Described first square of module obtains the first square value vector to its square value of calculated for pixel values of described sliding window, and the described first square value vector is sent into described second accumulator module;

Step 3, described second square of module are carried out square operation with described first accumulated value, obtain second square value, and described second square value is sent into described subtractor; Concurrently,

Described second accumulator module is carried out accumulating operation with the described first square value vector, obtains second accumulated value, and described second accumulated value is sent into described subtractor;

Step 4, described subtractor deduct described second square value with described second accumulated value, obtain the 3rd value;

Step 5, described divider receive described second square value in the described buffer, and are worth divided by the described the 3rd with described second square value, obtain the flow speed value of current sliding window;

Step 6, described control unit are selected next described sliding window, if there is next sliding window, then described original image read module reads the last string pixel value of next sliding window, the last string pixel value of this sliding window and 2～i row pixel value of a last sliding window are formed the i * i pixel value of this sliding window, return step 2; If not, then finish, obtain the flow speed value of described laser speckle blood flow.

More optimal technical scheme is:

In described step 2, when described first accumulated value is sent into described second square of module, the 2nd～i row pixel value of the current sliding window of the described first buffer buffer memory add up and;

In described step 3, when described second accumulated value is sent into described subtractor, described second this sliding window of buffer buffer memory the 2nd～i row pixel square value add up and;

Through described step 6, carry out

Step 7, described first accumulator module adds up to the last string pixel value of current sliding window and 2～i row pixel value of a last sliding window, obtains first accumulated value, and described first accumulated value is sent into described second square of module; Concurrently,

Described first square of module obtains the first square value vector to its square value of calculated for pixel values of described sliding window, and the described first square value vector is sent into described second accumulator module;

Described second square of module carried out square operation with described first accumulated value, obtains second square value, and described second square value is sent into described subtractor; Concurrently,

Described second accumulator module is carried out accumulating operation with the described first square value vector, obtains second accumulated value, and described second accumulated value is sent into described subtractor;

Described subtractor deducts described second square value with described second accumulated value, obtains described the 3rd value;

Described divider receives described second square value in the described buffer, and is worth divided by the described the 3rd with described second square value, obtains the flow speed value of current sliding window; Return step 6.

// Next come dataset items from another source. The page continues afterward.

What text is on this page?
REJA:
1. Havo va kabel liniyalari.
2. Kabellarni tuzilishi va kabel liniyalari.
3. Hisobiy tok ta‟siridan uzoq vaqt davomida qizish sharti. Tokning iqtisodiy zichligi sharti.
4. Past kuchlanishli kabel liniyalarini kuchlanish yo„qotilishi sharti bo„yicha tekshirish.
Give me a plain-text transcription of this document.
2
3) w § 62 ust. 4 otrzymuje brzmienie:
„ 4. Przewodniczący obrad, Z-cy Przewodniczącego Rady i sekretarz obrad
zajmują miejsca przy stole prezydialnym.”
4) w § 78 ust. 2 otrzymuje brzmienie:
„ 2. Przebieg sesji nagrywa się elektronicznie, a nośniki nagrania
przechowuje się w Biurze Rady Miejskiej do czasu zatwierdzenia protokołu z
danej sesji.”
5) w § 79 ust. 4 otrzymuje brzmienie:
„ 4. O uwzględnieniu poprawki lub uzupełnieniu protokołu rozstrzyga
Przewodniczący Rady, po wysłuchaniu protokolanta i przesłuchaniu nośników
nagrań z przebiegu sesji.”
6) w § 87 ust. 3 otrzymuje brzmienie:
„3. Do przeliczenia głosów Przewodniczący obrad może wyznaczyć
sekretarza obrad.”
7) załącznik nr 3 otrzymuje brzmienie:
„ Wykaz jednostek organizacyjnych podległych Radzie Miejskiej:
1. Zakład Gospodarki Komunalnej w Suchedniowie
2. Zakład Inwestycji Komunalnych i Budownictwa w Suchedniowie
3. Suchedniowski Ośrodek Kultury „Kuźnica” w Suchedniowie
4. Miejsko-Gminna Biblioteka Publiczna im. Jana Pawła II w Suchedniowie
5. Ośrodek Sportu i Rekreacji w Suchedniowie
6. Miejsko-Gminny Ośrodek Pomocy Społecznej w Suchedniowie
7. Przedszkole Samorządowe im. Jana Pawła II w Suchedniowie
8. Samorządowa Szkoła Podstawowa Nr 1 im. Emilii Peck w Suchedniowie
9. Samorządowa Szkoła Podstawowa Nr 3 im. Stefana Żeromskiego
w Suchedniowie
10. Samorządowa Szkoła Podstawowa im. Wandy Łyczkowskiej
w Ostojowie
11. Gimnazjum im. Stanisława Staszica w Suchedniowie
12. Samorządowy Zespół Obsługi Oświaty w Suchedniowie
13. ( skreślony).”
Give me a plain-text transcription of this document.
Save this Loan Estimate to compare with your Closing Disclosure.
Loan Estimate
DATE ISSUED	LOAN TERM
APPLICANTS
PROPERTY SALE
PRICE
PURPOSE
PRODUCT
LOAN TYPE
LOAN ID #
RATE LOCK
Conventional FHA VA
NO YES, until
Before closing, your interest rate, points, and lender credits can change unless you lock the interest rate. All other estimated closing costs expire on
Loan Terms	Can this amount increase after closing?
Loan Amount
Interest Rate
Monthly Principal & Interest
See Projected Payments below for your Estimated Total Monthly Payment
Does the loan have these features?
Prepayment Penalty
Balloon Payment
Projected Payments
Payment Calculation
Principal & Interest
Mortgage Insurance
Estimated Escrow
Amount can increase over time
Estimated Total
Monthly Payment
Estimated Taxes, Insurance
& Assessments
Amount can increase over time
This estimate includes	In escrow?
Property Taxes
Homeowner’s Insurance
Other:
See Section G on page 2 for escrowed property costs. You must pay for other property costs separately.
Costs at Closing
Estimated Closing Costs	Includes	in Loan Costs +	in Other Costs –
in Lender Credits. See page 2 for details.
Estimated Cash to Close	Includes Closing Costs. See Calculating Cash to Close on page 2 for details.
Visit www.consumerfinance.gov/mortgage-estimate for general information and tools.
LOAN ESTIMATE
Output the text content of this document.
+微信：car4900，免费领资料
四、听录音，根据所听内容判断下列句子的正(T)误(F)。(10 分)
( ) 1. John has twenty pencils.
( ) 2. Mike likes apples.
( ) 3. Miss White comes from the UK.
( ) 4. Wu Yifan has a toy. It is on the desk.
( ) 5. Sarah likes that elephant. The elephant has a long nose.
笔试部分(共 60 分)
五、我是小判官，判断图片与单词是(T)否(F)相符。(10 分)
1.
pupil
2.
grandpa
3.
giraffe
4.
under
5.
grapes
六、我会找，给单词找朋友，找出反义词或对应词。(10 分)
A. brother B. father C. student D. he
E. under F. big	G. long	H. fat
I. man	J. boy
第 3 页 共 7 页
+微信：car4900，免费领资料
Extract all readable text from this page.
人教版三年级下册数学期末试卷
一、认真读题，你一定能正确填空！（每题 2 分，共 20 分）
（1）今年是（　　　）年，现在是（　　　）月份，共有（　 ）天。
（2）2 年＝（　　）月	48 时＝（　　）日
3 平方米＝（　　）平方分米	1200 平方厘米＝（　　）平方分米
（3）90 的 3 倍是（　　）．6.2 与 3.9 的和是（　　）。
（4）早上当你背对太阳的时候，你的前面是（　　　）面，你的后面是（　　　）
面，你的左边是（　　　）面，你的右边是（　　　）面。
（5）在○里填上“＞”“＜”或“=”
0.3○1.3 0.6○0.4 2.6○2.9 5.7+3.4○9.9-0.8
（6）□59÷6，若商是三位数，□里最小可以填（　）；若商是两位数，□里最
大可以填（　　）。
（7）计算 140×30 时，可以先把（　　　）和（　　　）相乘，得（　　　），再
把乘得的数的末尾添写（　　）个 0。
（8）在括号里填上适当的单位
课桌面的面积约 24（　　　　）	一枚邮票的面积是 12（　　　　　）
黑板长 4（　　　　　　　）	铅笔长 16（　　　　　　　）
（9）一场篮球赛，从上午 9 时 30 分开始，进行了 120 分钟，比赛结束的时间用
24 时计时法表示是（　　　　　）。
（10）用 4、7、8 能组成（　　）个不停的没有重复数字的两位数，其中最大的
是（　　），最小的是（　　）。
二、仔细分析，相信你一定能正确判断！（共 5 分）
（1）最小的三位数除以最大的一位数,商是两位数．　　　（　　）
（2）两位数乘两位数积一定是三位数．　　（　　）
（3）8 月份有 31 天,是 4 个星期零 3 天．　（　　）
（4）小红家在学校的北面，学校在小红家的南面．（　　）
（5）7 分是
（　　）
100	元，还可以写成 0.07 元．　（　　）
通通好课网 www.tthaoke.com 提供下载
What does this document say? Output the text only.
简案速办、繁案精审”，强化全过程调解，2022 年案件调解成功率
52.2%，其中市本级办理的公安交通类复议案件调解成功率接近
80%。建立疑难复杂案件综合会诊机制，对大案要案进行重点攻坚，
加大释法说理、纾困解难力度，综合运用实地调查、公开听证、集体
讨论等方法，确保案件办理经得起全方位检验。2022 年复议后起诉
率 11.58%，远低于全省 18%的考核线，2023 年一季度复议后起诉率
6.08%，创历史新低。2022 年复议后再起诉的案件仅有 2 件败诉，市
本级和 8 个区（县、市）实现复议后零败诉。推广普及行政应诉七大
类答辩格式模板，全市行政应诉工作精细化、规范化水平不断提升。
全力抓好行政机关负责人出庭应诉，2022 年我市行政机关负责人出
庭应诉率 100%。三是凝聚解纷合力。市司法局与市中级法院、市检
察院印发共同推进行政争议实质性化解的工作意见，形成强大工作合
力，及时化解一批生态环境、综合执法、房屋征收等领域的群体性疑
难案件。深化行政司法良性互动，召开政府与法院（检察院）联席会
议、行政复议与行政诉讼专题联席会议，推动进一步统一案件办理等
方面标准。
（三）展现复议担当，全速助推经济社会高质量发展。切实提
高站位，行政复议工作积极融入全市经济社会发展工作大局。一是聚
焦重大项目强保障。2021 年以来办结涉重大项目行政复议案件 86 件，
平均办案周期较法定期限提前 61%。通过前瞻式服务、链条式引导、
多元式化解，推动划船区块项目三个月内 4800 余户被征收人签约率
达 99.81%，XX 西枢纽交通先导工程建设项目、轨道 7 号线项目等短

Than traditional scheme based on GPU and the execution of DSP program, the present invention propose based on SOC/IP solution (System On chip/Intellectual Property, the processing system and the method for laser speckle blood current imaging SOC(system on a chip)/the have integrated circuit modules of specific function), the omnidistance processing all is to adopt hardware circuit to realize, the system that makes can be issued to the processing capability in real time of video rate (under higher clock in lower power consumption and clock frequency (for example 50MHZ), can handle more original image, when clock was 130MHZ, per second can be handled 80 frames approximately).The original image collection of this method, Processing Algorithm and demonstration all are to realize with the IP kernel (integrated circuit modules with specific function) of hardware description language design, can be by discrete circuit element, FPGA(field programmable gate array) or the ASIC(special IC) realize concrete physical computing circuit.Wherein, on FPGA and ASIC platform, can realize SOC(System On Chip easily, SOC(system on a chip)), the original image acquisition module, memory module, processing module and display module are integrated on the chip, can design a kind of low-power consumption, miniature portable laser speckle blood current imaging instrument.

The present invention adopts the hardware circuit control logic to come operational store, make the buffer memory of initial data carry out with reading in the mode of high-speed data-flow, each clock can buffer memory or is read in an effective original image pixels value, so greatly increased the bandwidth of data read, for example under the clock frequency of 50M, system can the per second buffer memory or reads 50M beginning pixel value.

In order to tackle multiply operation abundant in the algorithm, the present invention has used the hardware multiplication circuit in design, and these hardware multipliers can be finished a multiply operation in the single clock cycle.The parallel connection of a plurality of multipliers is used can finish a plurality of multiplication in a clock cycle.

For further enhancement process ability, the present invention program has adopted the mode of streamline to come deal with data.When the next stage processing unit when handling will finishing of task at the corresponding levels, the upper level processing unit is being handled the data that top-ranking unit biography is come simultaneously, has so greatly increased the disposal ability and the data throughout of system.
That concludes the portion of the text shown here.